Intern87 Intern87 - 11 months ago 58 Question

convert to ASCII characters ssis

I have a file with a list of words, not too dissimilar to this, which i want to import into my MSSQL database;


I want to do a rudimentary conversion of the Polish characters into ASCII, so that they can be parsed through my DB.
I am using SSIS to import the data and therefore have I am using a script to alter the text on/before import.

I have tried;

Public Overrides Sub Input0_ProcessInputRow(ByVal Row As Input0Buffer)
Row.unsanitised1.Replace("Ą", "A")
Row.unsanitised1.Replace("ą", "a")

Row.unsanitised1.Replace("Ć", "C")
Row.unsanitised1.Replace("ć", "c")

Row.unsanitised1.Replace("Ę", "E")
Row.unsanitised1.Replace("ę", "e")

Row.unsanitised1.Replace("Ł", "L")
Row.unsanitised1.Replace("ł", "l")

Row.unsanitised1.Replace("Ń", "N")
Row.unsanitised1.Replace("ń", "n")

Row.unsanitised1.Replace("Ó", "O")
Row.unsanitised1.Replace("ó", "o")

Row.unsanitised1.Replace("Ś", "S")
Row.unsanitised1.Replace("ś", "s")

Row.unsanitised1.Replace("Ź", "Z")
Row.unsanitised1.Replace("ź", "z")

Row.unsanitised1.Replace("Ż", "Z")
Row.unsanitised1.Replace("ż", "z")

Row.sanitised = Row.unsanitised
Row.sanitised1 = Row.unsanitised1

End Sub

However, when the file is read in, the characters are not read properly, they come in more like "Ĺ‚" what am I doing wrong? Do I need to read them in as unicode?

The file and vbscript are saved in codepage 1200 to preserve the Polish characters.

Answer Source


So after a little break from this and looking at it again I've found the problem. I'm posting it here in case people come across this in the future and see that is is currently unsolved.

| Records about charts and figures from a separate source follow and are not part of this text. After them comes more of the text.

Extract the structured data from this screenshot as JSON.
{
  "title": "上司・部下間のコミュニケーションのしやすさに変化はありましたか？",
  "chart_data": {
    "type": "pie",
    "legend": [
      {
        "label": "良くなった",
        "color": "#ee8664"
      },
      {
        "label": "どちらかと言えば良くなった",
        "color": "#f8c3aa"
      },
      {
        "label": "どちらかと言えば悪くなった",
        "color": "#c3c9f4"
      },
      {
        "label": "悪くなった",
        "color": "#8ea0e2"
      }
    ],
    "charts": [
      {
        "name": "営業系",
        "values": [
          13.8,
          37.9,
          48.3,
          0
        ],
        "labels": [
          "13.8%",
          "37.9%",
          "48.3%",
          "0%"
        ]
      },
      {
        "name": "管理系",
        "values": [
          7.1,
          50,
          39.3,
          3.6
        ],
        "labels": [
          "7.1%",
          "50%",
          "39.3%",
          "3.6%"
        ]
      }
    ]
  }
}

@Sandeep Rowat & Tom Blodget said in the comments, codepage 65001 (UTF-8) is required. However, the replace function was still not working for two of the characters in the list, Ó and ó.

I thought the import was confusing the characters and making them unrecognisable, this theory was tested by importing the characters and converting them to HEX ensuring they are the same baseline characters.

Ó appeared as HEX D3 on both import and code.

ó appeared as HEX F3 on both import and code.

Since they were the same on import and within the code, this led me to believe the String.Replace() function does not work as intended on these characters.

I have circumnavigated this issue by doing a remove and subsequently an insert to replace the characters;

Public Overrides Sub Input0_ProcessInputRow(ByVal Row As Input0Buffer)

        var = Row.unsanitised1.Replace("Ą", "A")
        var.Replace("ą", "a")

        var.Replace("Ć", "C")
        var.Replace("ć", "c")

        var.Replace("Ę", "E")
        var.Replace("ę", "e")

        var.Replace("Ł", "L")
        var.Replace("ł", "l")

        var.Replace("Ń", "N")
        var.Replace("ń", "n")

        var.Replace("Ó", "O") 'does not work?!
        var.Replace("ó", "o") 'does not work?!

        i = var.LastIndexOf("Ó")
        Do While i >= 0
            var = var.Remove(i, 1) 'this works!
            var = var.Insert(i, "O") 'this works!
            i = var.LastIndexOf("Ó")

        i = var.LastIndexOf("ó")
        Do While i >= 0
            var = var.Remove(i, 1) 'this works!
            var = var.Insert(i, "o") 'this works!
            i = var.LastIndexOf("ó")

        var.Replace("Ś", "S")
        var.Replace("ś", "s")

        var.Replace("Ź", "Z")
        var.Replace("ź", "z")

        var.Replace("Ż", "Z")
        var.Replace("ż", "z")

        Row.sanitised = Row.unsanitised
        Row.sanitised1 = var

        i = Nothing

    End Sub

I hope nobody else gets stuck with this problem.